At this point Daisy removed herself from the cake in which she was buried and piped up angrily, “Oh, thanks Matthew! That makes me feel really great! You make me feel like a tool!”

“What do you mean? What kind of tool?” I asked her rather worriedly.

“You said I had to go and look after you! You make me feel like you’re using me! Like I’m a glass of water or something.”

It took a few moments to process this.

“How is a glass of water like a tool?” I asked. “I mean how would it look after anyone?”

“Duh! Cos you’d die if you didn’t have one wouldn’t you?”

“Oh, well yes, I suppose so,” I said. “Alright. I’m sorry I said you had to look after me. How about I look after you instead?”

“Aw, thanks Matthew. That’s better. You’re my glass of water.” And she gave me a big hug.

I was initially rather touched by this, although on thinking about it further, I have since realised that she may have been calling me a tool. However, it did make me think very hard about why I’d offered to take Daisy with me in the first place. I’ve been billing it to her for the past few weeks as a real treat, but in all honesty, the world’s biggest theatre festival – despite its large number of children’s shows – is not an obvious dream holiday for a nine-year-old girl whose favourite pastime is watching Friends and chatting with other pre-teens on Panfu – (a bizarre kind of panda-based child-twitter for those unaware of its existence).

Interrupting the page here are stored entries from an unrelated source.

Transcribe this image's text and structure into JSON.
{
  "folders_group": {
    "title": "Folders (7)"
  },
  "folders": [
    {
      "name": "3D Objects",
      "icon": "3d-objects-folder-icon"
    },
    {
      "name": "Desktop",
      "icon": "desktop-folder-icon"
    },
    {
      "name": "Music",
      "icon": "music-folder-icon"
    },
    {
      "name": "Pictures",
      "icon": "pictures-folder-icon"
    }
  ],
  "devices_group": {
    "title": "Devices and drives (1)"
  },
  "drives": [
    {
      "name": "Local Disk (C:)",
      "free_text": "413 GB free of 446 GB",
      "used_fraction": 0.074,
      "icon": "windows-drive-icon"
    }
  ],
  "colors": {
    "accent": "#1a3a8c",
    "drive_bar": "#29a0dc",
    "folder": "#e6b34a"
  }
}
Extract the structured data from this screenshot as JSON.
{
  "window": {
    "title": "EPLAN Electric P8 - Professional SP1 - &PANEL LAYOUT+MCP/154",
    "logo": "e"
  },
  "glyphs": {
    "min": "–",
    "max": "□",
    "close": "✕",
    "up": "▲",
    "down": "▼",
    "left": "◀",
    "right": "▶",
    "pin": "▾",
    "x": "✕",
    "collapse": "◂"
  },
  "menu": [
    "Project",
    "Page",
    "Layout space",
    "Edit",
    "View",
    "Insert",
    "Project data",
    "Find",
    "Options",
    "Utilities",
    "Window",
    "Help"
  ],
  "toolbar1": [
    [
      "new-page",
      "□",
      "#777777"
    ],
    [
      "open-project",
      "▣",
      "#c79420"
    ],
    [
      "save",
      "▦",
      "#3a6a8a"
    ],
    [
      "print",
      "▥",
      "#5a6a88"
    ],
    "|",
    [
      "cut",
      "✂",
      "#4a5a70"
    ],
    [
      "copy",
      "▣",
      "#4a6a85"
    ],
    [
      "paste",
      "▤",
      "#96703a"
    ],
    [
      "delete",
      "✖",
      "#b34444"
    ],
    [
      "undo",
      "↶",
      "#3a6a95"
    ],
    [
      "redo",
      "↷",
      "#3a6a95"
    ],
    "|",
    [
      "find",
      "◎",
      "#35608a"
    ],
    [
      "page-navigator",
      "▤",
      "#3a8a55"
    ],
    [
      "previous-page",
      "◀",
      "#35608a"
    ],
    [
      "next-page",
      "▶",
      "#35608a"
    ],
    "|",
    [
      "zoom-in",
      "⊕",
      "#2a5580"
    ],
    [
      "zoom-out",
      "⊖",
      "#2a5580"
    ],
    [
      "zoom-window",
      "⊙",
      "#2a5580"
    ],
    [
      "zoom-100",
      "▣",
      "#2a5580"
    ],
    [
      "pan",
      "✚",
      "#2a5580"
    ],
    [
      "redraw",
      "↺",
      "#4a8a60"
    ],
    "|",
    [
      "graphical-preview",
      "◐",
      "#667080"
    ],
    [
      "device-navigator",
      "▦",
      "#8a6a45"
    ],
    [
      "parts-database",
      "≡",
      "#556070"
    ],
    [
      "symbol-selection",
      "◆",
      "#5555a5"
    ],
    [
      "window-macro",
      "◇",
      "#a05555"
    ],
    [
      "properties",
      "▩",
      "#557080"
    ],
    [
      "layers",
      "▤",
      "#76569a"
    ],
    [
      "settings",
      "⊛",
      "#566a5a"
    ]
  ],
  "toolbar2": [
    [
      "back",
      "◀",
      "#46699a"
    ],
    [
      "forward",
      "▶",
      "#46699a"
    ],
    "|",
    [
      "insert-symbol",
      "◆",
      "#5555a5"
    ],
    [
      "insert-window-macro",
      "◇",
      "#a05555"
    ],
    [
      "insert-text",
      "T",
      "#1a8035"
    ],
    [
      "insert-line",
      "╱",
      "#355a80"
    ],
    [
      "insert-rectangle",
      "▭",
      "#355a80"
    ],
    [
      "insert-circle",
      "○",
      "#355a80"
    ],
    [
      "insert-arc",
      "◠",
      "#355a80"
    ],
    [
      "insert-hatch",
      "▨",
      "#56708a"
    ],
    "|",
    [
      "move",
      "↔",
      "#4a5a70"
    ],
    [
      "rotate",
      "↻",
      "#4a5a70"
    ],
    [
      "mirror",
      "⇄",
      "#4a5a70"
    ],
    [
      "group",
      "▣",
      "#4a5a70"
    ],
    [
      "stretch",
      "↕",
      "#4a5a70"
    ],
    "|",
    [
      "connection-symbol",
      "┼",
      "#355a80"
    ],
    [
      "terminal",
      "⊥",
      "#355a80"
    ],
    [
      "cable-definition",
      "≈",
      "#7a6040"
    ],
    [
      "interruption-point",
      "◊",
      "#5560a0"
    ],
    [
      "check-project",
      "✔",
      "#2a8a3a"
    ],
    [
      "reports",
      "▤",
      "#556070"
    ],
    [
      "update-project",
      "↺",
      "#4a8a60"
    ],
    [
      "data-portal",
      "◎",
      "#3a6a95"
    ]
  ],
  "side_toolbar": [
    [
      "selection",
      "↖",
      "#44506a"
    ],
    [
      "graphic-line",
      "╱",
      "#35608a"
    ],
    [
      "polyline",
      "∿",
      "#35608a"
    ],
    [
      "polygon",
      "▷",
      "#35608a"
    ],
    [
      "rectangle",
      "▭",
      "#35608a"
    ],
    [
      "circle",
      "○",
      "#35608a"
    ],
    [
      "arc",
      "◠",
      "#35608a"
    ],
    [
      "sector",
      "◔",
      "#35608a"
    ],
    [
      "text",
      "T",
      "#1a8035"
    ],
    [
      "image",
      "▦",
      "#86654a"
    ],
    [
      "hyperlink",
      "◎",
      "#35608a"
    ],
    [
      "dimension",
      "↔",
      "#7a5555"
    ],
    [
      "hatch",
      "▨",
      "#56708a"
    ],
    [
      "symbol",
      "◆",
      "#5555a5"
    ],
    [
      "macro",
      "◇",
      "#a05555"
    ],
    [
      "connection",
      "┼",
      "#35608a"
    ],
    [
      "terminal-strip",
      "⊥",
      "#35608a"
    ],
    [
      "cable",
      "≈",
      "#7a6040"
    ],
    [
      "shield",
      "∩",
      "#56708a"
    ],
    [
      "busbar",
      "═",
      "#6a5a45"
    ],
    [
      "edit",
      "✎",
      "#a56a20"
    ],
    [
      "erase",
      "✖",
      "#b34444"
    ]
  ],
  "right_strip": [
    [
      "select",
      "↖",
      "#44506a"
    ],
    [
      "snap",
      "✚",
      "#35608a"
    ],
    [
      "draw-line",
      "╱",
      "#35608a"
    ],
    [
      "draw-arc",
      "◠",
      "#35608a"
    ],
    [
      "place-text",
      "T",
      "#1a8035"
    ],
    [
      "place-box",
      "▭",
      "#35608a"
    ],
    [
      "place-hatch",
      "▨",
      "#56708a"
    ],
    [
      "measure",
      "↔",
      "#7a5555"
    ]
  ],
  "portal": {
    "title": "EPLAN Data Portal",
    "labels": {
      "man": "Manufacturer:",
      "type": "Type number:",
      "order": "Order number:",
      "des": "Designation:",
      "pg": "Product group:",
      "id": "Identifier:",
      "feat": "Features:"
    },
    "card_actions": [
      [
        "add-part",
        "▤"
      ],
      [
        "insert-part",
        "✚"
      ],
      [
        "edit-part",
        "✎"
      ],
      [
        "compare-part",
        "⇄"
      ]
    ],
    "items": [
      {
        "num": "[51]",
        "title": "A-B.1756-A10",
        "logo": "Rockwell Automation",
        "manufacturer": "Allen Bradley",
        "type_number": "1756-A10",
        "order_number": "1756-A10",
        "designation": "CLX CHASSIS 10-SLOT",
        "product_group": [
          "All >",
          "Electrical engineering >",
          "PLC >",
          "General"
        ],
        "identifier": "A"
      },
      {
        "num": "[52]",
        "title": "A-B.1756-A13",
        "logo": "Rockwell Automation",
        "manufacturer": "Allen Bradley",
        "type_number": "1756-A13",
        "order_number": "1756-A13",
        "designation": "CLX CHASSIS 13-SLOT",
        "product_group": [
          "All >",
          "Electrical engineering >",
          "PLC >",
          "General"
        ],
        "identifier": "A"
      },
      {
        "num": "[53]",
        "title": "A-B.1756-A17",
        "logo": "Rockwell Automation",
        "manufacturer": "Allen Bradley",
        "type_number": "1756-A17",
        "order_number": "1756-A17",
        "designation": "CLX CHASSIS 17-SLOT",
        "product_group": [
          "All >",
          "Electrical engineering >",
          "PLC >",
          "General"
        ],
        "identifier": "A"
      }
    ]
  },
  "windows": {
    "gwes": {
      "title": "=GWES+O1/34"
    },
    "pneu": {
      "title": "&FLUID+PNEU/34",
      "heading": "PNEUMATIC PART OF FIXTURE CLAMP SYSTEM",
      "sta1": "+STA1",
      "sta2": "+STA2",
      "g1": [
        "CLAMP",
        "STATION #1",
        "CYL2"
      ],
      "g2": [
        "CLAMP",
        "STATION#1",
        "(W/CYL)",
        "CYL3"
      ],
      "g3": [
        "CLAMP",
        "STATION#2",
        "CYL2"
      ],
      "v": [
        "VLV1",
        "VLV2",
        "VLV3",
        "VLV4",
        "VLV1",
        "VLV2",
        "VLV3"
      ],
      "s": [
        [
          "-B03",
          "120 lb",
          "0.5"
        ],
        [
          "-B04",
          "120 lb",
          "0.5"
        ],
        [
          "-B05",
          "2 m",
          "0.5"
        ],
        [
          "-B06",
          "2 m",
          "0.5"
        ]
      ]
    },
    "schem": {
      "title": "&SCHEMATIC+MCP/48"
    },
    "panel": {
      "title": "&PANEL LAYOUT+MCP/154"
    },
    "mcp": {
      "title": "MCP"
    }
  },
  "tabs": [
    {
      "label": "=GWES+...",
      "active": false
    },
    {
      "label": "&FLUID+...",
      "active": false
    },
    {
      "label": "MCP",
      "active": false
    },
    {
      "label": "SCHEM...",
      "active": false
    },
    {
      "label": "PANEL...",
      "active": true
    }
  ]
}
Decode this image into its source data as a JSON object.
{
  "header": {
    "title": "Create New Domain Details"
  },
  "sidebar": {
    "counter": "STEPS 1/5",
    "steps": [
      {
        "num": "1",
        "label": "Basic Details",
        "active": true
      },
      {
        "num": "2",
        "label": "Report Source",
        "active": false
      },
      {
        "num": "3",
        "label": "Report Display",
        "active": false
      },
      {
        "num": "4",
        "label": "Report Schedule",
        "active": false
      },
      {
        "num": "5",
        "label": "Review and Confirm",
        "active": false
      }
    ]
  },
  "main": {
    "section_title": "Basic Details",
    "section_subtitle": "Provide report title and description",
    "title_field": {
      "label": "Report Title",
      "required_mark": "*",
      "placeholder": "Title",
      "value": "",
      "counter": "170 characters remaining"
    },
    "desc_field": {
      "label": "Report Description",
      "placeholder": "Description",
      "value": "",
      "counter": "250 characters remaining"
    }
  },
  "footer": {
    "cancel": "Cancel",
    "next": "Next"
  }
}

She has assured me several times that she’s very excited about going, but I think the truth is that I’m actually going to get as much out of her being there as she is. There’s something rather lonely about doing a one-man show and mine is about as one-man as it gets. I don’t even have a technician with me as there isn’t any tech and so the thought of having a familiar face about for the first few days is rather heartening.

And so, despite the potential for tantrums and arguments, despite the fact that there will be a whole load of unnecessary extra luggage and despite the fact that it will impact mightily on the time available to see shows, I am really very glad that Daisy is happy and willing to put up with me and I’m sure that she will be a fine addition to the pile of things I am taking with me to Edinburgh.